Invited discussant, head of the Translational Breast Cancer Genomics and Therapeutics Laboratory at Peter MacCallum Cancer Center, Victoria, Australia, said the investigators should be commended for conducting this phase 3 trial, and agreed that the approach is “reasonable to consider in a patient who does need chemotherapy.”
However, Dr. Loi said, it remains unclear if the PFS benefit seen in BROCADE3 is “due to the combination upfront and/or the monotherapy,” and suggested waiting for additional data before considering veliparib + CP as the new standard of care for germline BRCA1- and BRCA2-mutated advanced breast cancer.

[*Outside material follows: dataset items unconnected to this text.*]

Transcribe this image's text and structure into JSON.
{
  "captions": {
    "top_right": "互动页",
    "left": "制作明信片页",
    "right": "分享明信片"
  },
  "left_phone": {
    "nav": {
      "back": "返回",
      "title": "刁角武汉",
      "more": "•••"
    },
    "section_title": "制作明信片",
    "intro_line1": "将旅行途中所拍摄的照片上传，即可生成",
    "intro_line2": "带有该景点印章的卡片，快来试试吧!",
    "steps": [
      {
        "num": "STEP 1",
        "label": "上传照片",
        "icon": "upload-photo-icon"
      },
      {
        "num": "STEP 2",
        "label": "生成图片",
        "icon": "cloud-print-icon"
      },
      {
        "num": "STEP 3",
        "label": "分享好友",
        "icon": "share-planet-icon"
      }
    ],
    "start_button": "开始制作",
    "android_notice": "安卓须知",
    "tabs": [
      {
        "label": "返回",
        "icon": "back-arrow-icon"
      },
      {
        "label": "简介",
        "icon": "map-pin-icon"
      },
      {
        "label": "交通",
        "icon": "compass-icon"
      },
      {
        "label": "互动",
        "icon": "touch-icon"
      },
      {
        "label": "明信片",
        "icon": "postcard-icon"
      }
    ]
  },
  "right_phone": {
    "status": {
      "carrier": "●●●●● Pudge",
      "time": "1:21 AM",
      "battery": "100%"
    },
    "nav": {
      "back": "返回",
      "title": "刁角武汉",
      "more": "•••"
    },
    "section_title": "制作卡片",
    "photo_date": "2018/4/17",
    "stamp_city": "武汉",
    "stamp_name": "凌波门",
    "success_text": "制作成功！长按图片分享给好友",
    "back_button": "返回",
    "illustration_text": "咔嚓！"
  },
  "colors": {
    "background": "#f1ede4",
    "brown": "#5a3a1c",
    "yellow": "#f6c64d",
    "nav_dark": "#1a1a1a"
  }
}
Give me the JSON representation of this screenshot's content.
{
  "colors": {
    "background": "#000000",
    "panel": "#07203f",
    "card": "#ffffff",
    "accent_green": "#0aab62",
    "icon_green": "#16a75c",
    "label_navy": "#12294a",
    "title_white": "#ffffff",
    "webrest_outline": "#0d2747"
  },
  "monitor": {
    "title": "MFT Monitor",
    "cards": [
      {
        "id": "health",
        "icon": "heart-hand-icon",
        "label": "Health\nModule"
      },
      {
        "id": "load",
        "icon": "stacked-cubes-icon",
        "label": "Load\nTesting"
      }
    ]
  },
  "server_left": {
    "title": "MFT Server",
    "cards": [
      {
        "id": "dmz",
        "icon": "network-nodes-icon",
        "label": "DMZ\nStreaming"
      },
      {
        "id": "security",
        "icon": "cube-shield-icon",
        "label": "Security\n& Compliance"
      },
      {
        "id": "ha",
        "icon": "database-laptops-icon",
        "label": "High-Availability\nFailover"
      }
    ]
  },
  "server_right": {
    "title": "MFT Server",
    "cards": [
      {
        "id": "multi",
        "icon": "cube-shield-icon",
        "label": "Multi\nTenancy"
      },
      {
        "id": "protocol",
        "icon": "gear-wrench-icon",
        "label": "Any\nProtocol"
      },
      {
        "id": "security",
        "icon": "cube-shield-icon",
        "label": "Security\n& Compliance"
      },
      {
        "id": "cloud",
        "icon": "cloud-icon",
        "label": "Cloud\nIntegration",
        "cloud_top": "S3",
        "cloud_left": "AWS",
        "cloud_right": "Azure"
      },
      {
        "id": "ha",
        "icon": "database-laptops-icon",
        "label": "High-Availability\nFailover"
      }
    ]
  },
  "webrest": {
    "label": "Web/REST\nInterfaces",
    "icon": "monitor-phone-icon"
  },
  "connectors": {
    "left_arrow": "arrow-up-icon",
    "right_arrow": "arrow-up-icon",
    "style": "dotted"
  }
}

“Current ESMO guidelines advise that single-agent chemotherapy be given sequentially in the absence of visceral crisis, therefore I think it’s important to await further for mature OS data and patient-reported outcomes,” she said, adding that it is also important to wait for the correlative analyses to “try to understand the rate of BRCA reversions and other resistance mechanisms in plasma.”
BROCADE3 was funded by AbbVie. Dr. Diéras reported advisory/consultancy roles for several pharmaceutical companies including AbbVie. Dr. Loi reported relationships with numerous pharmaceutical companies.